And this at a time when platform-fueled AI problems, such as algorithmically fenced fake news, have snowballed into huge and ugly global scandals with very far reaching societal implications indeed — be it election interference or ethnic violence.

You really have to wonder what it would take to shake the ‘first break it, later fix it’ ethos of some of the tech industry’s major players…

Ethical guidance relating to what Google is doing here with the Duplex AI is actually pretty clear if you bother to read it — to the point where even politicians are agreed on foundational basics, such as that AI needs to operate on “principles of intelligibility and fairness”, to borrow phrasing from just one of several political reports that have been published on the topic in recent years.

In short, deception is not cool. Not in humans. And absolutely not in the AIs that are supposed to be helping us.

Transparency as AI standard

The IEEE technical professional association put out a first draft of a framework to guide ethically designed AI systems at the back end of 2016 — which included general principles such as the need to ensure AI respects human rights, operates transparently and that automated decisions are accountable. 

In the same year the UK’s BSI standards body developed a specific standard — BS 8611 Ethics design and application robots — which explicitly names identity deception (intentional or unintentional) as a societal risk, and warns that such an approach will eventually erode trust in the technology.  

“Avoid deception due to the behaviour and/or appearance of the robot and ensure transparency of robotic nature,” the BSI’s standard advises.

It also warns against anthropomorphization due to the associated risk of misinterpretation — so Duplex’s ums and ahs don’t just suck because they’re fake but because they are misleading and so deceptive, and also therefore carry the knock-on risk of undermining people’s trust in your service but also more widely still, in other people generally.

“Avoid unnecessary anthropomorphization,” is the standard’s general guidance, with the further steer that the technique be reserved “only for well-defined, limited and socially-accepted purposes”. (Tricking workers into remotely conversing with robots probably wasn’t what they were thinking of.)

The standard also urges “clarification of intent to simulate human or not, or intended or expected behaviour”. So, yet again, don’t try and pass your bot off as human; you need to make it really clear it’s a robot.
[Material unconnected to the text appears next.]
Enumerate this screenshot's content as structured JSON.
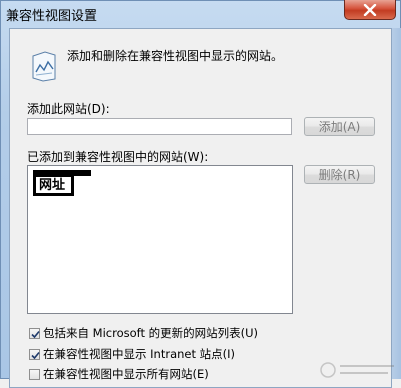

For Duplex the transparency that Pichai said Google now intends to think about, at this late stage in the AI development process, would have been trivially easy to achieve: It could just have programmed the assistant to say up front: ‘Hi, I’m a robot calling on behalf of Google — are you happy to talk to me?’

Instead, Google chose to prioritize a demo ‘wow’ factor — of showing Duplex pulling the wool over busy and trusting humans’ eyes — and by doing so showed itself tonedeaf on the topic of ethical AI design.

Not a good look for Google. Nor indeed a good outlook for the rest of us who are subject to the algorithmic whims of tech giants as they flick the control switches on their society-sized platforms.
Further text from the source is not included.